Diffusion Stochastic Optimization for Min-Max Problems
Haoyuan Cai, Sulaiman A. Alghunaim, Ali H. Sayed
TL;DR
This work proposes Diffusion Stochastic Same-Sample Optimistic Gradient (DSS-OG) to tackle minimax optimization with nonconvex-PL objectives in distributed settings, addressing the large-batch bottleneck of traditional stochastic OG methods. It develops a centralized SS-OG variant and a distributed diffusion implementation over left-stochastic networks, establishing convergence with a primal rate of $\mathcal{O}(1/\sqrt{T})$ and a dual rate of $\mathcal{O}(1/T)$; the overall complexity to obtain an $\varepsilon$-stationary point scales as $T_0+T_1=\mathcal{O}(\varepsilon^{-4})+\mathcal{O}(\varepsilon^{-2})$. The analysis relies on relaxed Lipschitz and PL assumptions, without requiring gradient-smoothness of the stochastic losses, and demonstrates that gradient queries can be executed in parallel with modest memory overhead. Empirical validation on Wasserstein GAN and DCGAN tasks shows that DSS-OG and its centralized variant outperform several baselines in gradient norms, MSE, and FID scores, confirming practical effectiveness for distributed minimax learning. Overall, the paper advances distributed minimax optimization by delivering a batch-flexible, diffusion-based algorithm with provable convergence and real-world GAN demonstrations.
Abstract
The optimistic gradient method is useful in addressing minimax optimization problems.
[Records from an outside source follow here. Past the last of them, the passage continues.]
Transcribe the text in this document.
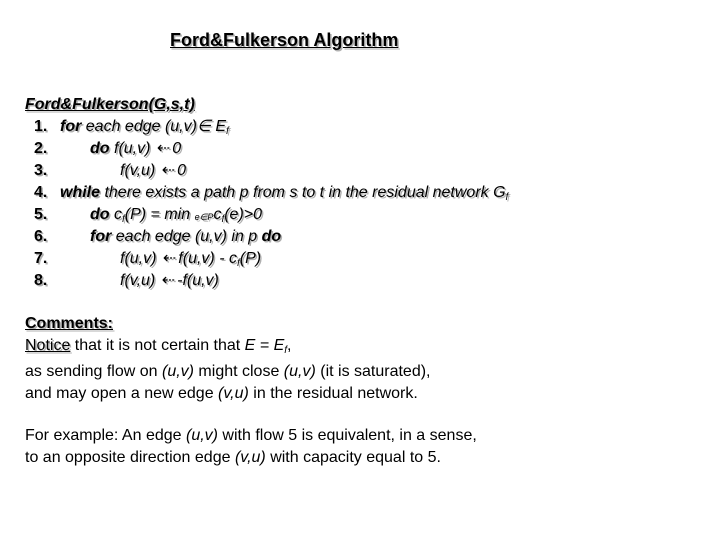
Ford&Fulkerson Algorithm
Ford&Fulkerson(G,s,t)
1. for each edge (u,v)∈ $E_f$
2.	do f(u,v) ⇠ 0
3.	f(v,u) ⇠ 0
4. while there exists a path p from s to t in the residual network $G_f$
5.	do $c_f(P) = \min _{e\in P}c_f(e)>0$
6.	for each edge (u,v) in p do
7.	f(u,v) ⇠ $f(u,v) - c_f(P)$
8.	f(v,u) ⇠ -f(u,v)
Comments:
Notice that it is not certain that $E = E_f$,
as sending flow on (u,v) might close (u,v) (it is saturated),
and may open a new edge (v,u) in the residual network.
For example: An edge (u,v) with flow 5 is equivalent, in a sense,
to an opposite direction edge (v,u) with capacity equal to 5.
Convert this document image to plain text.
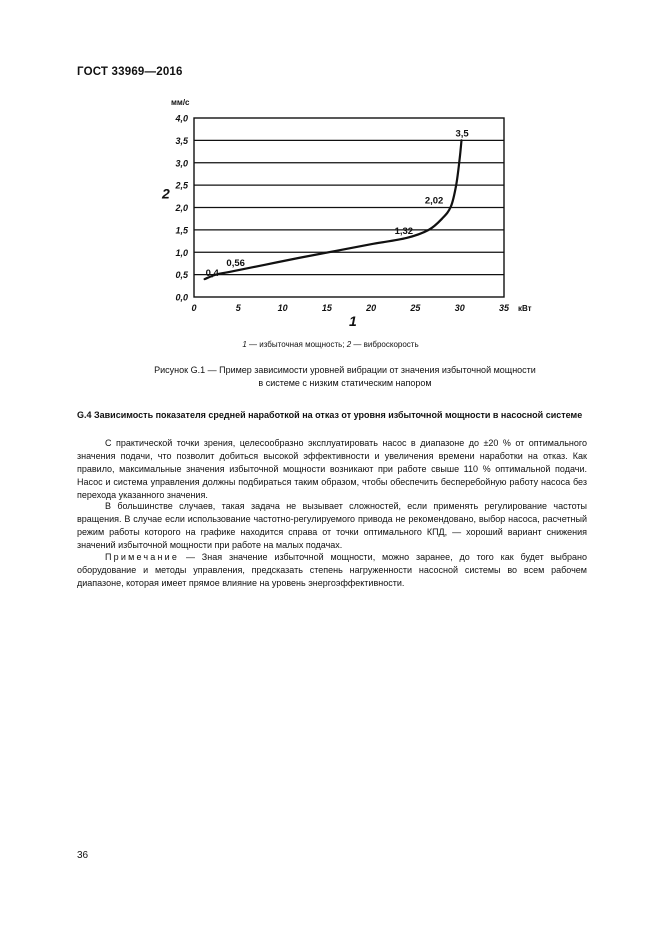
ГОСТ 33969—2016
0,0
0,5
1,0
1,5
2,0
2,5
3,0
3,5
4,0
0	5	10	15	20	25	30	35
мм/с
кВт
2
1
0,4
0,56
1,32
2,02
3,5
1 — избыточная мощность; 2 — виброскорость
Рисунок G.1 — Пример зависимости уровней вибрации от значения избыточной мощности
в системе с низким статическим напором
G.4 Зависимость показателя средней наработкой на отказ от уровня избыточной мощности в насосной системе
С практической точки зрения, целесообразно эксплуатировать насос в диапазоне до ±20 % от оптимального значения подачи, что позволит добиться высокой эффективности и увеличения времени наработки на отказ. Как правило, максимальные значения избыточной мощности возникают при работе свыше 110 % оптимальной подачи. Насос и система управления должны подбираться таким образом, чтобы обеспечить бесперебойную работу насоса без перехода указанного значения.
В большинстве случаев, такая задача не вызывает сложностей, если применять регулирование частоты вращения. В случае если использование частотно-регулируемого привода не рекомендовано, выбор насоса, расчетный режим работы которого на графике находится справа от точки оптимального КПД, — хороший вариант снижения значений избыточной мощности при работе на малых подачах.
Примечание — Зная значение избыточной мощности, можно заранее, до того как будет выбрано оборудование и методы управления, предсказать степень нагруженности насосной системы во всем рабочем диапазоне, которая имеет прямое влияние на уровень энергоэффективности.
36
Motivated by the observation that the conventional stochastic version suffers from the need for a large batch size on the order of $\mathcal{O}(\varepsilon^{-2})$ to achieve an $\varepsilon$-stationary solution, we introduce and analyze a new formulation termed Diffusion Stochastic Same-Sample Optimistic Gradient (DSS-OG). We prove its convergence and resolve the large batch issue by establishing a tighter upper bound, under the more general setting of nonconvex Polyak-Lojasiewicz (PL) risk functions. We also extend the applicability of the proposed method to the distributed scenario, where agents communicate with their neighbors via a left-stochastic protocol. To implement DSS-OG, we can query the stochastic gradient oracles in parallel with some extra memory overhead, resulting in a complexity comparable to its conventional counterpart. To demonstrate the efficacy of the proposed algorithm, we conduct tests by training generative adversarial networks.